Providing you use comparison, not subtraction, you can stick with void pointers: the following worked for a simple test:

int int_cmp( const void *pa, const void *pb )
{
    const void* a = *(void**)pa ;
    const void* b = *(void**)pb ;

    if( a < b ) return -1 ;
    if( a > b ) return  1 ;
    return 0 ;
}

9 Comments

-1, this is undefined behavior. Not to toot my own horn too much, but ... see my answer.
@alk Yes, unless you know the pointers are pointing at (or just beyond) the same "object", see the standard quote in my answer.
@unwind: I don't study (or read) the standards, so am happy to bow to deeper knowledge, but if comparing two pointers that might point at anything is undefined, how can be converting them to integers be more well defined?
@TripeHound C doesn't guarantee that a pointer is encoded as just a plain integer. There might be segmented memory at play for instance. For such architectures, the compiler has to insert cleverness when doing the conversion to integer to "flatten" the space so that distinct pointers become distinct integers.

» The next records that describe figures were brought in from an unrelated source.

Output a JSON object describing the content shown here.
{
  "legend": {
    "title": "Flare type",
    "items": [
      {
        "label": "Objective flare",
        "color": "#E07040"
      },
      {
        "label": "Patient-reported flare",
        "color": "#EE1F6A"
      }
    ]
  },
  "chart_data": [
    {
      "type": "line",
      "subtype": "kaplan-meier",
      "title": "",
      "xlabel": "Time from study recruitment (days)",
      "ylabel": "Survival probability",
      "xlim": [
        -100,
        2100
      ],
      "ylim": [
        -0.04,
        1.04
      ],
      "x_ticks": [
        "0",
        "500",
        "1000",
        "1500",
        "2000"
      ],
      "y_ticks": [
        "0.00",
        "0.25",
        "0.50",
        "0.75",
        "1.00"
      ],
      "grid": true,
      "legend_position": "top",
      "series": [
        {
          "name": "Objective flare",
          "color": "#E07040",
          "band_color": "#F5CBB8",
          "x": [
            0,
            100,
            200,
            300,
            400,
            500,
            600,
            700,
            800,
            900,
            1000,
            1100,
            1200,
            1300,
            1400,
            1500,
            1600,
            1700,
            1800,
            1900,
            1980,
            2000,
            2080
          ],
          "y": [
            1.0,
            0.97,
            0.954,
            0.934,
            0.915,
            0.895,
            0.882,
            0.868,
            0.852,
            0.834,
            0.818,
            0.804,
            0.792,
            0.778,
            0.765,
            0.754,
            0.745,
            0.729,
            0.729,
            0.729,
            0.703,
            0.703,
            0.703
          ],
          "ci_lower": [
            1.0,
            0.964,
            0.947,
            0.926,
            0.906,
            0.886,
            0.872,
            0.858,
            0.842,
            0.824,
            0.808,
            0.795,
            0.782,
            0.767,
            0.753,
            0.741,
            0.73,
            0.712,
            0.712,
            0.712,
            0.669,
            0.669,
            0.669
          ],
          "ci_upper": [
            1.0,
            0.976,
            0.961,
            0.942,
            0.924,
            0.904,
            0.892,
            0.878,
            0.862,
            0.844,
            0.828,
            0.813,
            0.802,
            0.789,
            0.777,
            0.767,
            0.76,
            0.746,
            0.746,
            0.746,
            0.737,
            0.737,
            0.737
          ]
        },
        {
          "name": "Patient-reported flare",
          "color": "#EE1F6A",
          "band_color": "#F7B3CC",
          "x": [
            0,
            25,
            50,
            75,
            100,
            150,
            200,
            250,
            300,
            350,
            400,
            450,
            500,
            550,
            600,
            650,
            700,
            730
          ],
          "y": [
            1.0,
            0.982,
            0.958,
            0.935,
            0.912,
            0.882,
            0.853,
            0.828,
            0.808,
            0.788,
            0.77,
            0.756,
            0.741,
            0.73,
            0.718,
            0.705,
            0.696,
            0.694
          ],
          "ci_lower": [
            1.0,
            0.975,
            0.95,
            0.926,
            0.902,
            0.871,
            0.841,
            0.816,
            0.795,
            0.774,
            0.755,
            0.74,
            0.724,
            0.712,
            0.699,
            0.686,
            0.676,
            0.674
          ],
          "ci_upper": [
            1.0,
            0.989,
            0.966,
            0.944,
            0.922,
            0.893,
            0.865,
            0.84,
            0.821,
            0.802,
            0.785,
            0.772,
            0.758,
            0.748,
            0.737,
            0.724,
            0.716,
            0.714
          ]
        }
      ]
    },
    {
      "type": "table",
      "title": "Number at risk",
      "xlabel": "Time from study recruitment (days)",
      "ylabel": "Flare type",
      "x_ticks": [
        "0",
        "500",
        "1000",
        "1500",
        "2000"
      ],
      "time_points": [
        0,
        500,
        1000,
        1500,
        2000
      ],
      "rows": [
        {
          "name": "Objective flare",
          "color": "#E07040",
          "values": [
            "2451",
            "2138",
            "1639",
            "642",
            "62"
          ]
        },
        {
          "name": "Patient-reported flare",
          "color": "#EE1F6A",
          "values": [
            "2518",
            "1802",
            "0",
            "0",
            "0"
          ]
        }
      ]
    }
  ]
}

And there are no limits on which integers can be compared, as far as I know.
And in [this_answer]{stackoverflow.com/questions/1845482/what-is-uintptr-t-data-type} they quote: In C99, it is defined as "an unsigned integer type with the property that any valid pointer to void can be converted to this type, then converted back to pointer to void, and the result will compare equal to the original pointer". so does that mean comparing intptr_t is also undefined (all you can do is convert them back to void pointers?)